JAKARTA, KOMPAS.com - DPR akan menggelar rapat paripurna, Rabu (12/10/2016) pukul 10.00 WIB.
Salah satu agenda paripurna adalah pengambilan keputusan terhadap Peraturan Pemerintah Pengganti Undang-undang (Perppu) Nomor 1 Tahun 2016 tentang Perlindungan Anak.
Perppu tersebut sedianya disahkan menjadi UU pada rapat paripurna Agustus lalu namun mengalami penundaan.
"RUU tentang Penetapan Perppu 1/2016 tentang Perubahan Kedua atas UU 23/2002 tentang Perlindungan Anak menjadi UU dapat diagendakan dalam rapat paripurna DPR RI tanggal 12 Oktober 2016," ujar Ketua DPR RI Ade Komarudin saat membacakan hasil rapat Bamus, Selasa (11/10/2016).
Meski pada Agustus lalu pengesahan Perppu tersebut menjadi UU sempat tertunda, namun Ade meyakini pengesahan hari ini akan berjalan lancar. Meski tak tertutup kemungkinan masih terdapat hambatan.
"Kalau melihat peta (pembahasan di paripurna) yang lalu sesungguhnya tidak ada masalah. Hanya masalah teknis," tuturnya.
(Baca: Perppu Perlindungan Anak Segera Disahkan, Bisa Jerat Pelaku Prostitusi Anak untuk Gay)
Sementara itu, Anggota Komisi VIII DPR Maman Imanulhaq mengatakan Komisi VIII ingin agar Perppu tersebut segera disahkan menjadi UU. Sebab, kekerasan terhadap anak masih terus terjadi.
Namun, ada sejumlah hal yang menjadi catatan Komisi VIII. Salah satunya perlu memastikan apakah pemerintah mampu mengimplementasikan UU tersebut sesuai dengan tujuan awal.
"Jangan sampai payung hukumnya sudah ada tapi di bawahnya, peraturan turunannya enggak diberlakukan," kata Maman.
Maman menganggap pemerintah terlalu emosional menanggapi fenomena kasus kekerasan seksual anak.
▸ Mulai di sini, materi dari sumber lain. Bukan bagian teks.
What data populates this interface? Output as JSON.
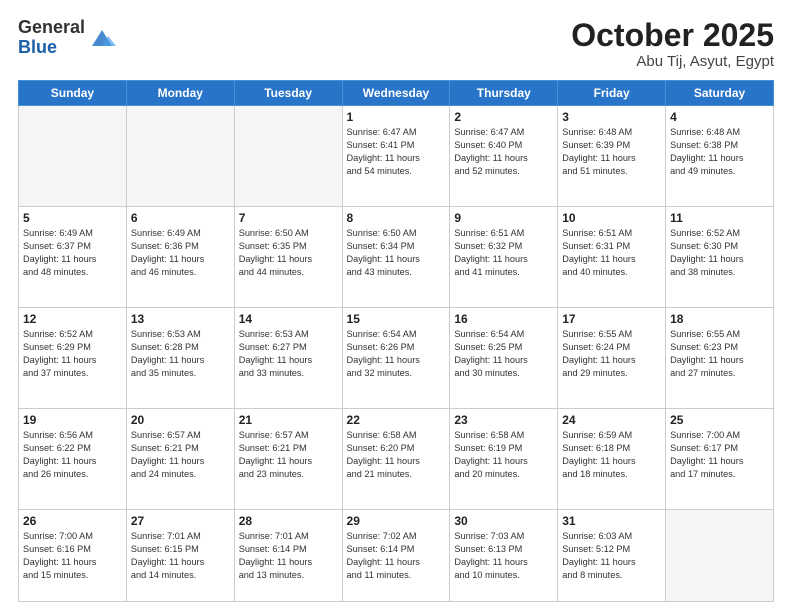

Dampaknya, pemerintah tak memikirkan bagaimana produk UU tersebut harus dibuat atas dasar rasionalitas, sistematis dan mampu diimplementasikan dengan cepat oleh peraturan turunan.
Dalam beberapa hal, pemerintah masih dianggap belum konkret. Misalnya terkait pertanyaan darimana anggaran pemberlakuan hukuman kebiri didapatkan hingga siapa eksekutor kebiri.
"Ya, kami menunggu itu disahkan lalu kami akan dorong dari sisi pengawasannya sampai sejauh mana pemerintah serius mengimplementasikan UU ini," kata Politisi PKB itu.
Adapun dalam rapat paripurna Agustus lalu, pembahasan sempat terjadi cukup alot. Wakil Ketua DPR RI Taufik Kurniawan sebagai pimpinan sidang memanggil perwakilan fraksi melakukan lobi dengan pimpinan DPR untuk menentukan keputusan.
(Baca: Pengesahan Perppu Kebiri Jadi UU Ditunda, DPR Gunakan Asas Kehati-hatian)
Hasil kesepakatan, DPR menunda pengesahan Perppu tersebut menjadi UU. Salah satu fraksi yang tidak menyetujui Perppu tersebut adalah Fraksi Gerindra.
Sejumlah catatan diberikan meski Gerindra sebetulnya juga menyetujui bahwa hukuman terhadap kekerasan seksual harus dijatuhi maksimal.
Salah satu catatan tersebut adalah berkaitan dengan implementasi hukuman tambahan bagi pelaku kekerasan seksual dan anggarannya. Fraksi Gerindra ketika itu mengkhawatirkan regulasi yang ditujukan untuk mencari solusi tersebut justru salah sasaran.